Search code examples
mysqlsqlmedian

This is a code to calculate the median of values in a table in mysql , I need some expert to explain the sequence in which the commands are executing


 set @ct :=(select count(*) from medi);
 set @ro :=0;
 select  avg(num) as median from (select * from medi order by num)  
 where (select @ro:= @ro+1)      
 between @ct/2.0 AND @ct/2.0+1;

Values in table
+------+
| num |
+------+
| 2 |
| 55 |
| 63 |
| 85 |
| 32 |
| 15 |
| 3 |
| 36 |
| 69 |
+------+
Need help to understand the sequence of execution and the The role of @ro in where clause


Solution

  • Well to begin with this query produces the incorrect result. It produced 32 the median, which is incorrect. The median should be 36

    The median is the value separating the higher half of a data sample, a population, or a probability distribution, from the lower half. In simple terms, it may be thought of as the "middle" value of a data set. For example, in the data set {1, 3, 3, 5, 9, 11, 13}, the median is 5, the fourth number in the sample. The median is a commonly used measure of the properties of a data set in statistics and probability theory.
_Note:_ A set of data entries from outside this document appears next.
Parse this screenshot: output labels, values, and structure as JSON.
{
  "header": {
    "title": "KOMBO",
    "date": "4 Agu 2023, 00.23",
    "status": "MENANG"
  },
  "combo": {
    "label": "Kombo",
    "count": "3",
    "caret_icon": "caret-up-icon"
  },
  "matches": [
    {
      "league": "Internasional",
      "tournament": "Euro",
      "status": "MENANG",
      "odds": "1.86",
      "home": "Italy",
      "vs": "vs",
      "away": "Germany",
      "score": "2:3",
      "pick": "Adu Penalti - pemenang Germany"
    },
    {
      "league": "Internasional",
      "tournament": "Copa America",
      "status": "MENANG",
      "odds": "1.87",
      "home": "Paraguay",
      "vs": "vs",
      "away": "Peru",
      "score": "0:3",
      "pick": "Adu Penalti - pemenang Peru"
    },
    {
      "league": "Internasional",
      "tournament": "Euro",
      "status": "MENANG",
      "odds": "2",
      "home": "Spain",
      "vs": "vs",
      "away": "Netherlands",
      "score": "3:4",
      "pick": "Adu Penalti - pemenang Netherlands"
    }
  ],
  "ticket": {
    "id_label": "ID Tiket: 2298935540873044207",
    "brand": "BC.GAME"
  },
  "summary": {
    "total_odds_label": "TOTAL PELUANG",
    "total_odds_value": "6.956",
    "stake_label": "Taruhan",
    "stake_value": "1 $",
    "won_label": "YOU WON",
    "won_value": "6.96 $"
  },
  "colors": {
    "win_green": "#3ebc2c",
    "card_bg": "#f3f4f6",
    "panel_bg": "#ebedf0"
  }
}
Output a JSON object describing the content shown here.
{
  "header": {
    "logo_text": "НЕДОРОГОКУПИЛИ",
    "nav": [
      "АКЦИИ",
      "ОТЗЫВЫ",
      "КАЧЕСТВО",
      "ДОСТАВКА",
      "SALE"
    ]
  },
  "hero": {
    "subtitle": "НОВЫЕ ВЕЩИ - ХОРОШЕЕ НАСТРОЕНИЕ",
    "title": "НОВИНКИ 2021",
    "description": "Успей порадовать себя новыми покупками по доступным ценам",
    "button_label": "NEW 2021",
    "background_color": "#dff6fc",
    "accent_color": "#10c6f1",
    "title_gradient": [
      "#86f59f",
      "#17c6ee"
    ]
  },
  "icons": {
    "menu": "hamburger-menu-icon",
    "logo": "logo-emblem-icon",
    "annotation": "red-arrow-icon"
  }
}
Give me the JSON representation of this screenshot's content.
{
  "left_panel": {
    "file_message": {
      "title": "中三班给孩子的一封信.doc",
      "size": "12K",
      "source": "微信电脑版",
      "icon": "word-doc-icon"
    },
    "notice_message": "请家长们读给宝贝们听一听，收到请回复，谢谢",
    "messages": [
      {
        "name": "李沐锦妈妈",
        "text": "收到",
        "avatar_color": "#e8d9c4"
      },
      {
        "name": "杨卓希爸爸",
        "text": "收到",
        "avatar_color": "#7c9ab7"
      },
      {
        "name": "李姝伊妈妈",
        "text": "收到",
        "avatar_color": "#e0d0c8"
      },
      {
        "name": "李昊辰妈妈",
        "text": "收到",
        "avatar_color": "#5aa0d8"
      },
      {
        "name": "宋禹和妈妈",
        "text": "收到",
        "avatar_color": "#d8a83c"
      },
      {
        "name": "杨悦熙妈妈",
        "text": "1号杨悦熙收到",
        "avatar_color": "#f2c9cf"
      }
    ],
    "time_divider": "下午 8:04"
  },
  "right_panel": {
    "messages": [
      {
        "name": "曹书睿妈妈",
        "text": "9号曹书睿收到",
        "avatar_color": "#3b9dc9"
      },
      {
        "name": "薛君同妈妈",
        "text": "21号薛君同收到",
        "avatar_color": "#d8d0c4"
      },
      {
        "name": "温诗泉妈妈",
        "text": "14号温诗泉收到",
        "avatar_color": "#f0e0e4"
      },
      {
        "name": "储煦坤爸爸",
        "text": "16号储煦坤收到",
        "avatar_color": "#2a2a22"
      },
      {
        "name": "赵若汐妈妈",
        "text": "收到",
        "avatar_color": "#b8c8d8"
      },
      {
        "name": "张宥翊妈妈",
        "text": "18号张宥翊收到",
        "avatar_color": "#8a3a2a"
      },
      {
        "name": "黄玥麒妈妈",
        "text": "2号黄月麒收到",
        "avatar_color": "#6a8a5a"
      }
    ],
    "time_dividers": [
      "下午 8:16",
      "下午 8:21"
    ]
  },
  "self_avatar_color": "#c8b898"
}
    Ref: https://en.wikipedia.org/wiki/Median

    The problem with this bit of SQL is that it does not order the values which is required for determining the median.

    This stackoverflow Q&A: Simple way to calculate median with MySQL has lots of different ways to calculate median and with explanations given.

    If you really want to know what the above query does
    Step1: Count the number of rows in the table
    Step2: Create a variable and asign it to zero
    Step3: Use the variable as an number that increments by one for each row to find the halfway mark of the table. Take the average of the numbers that lie next to the halfway mark.

    Now you will realize why it's wrong, it does not impose any ordering on the contents of the table.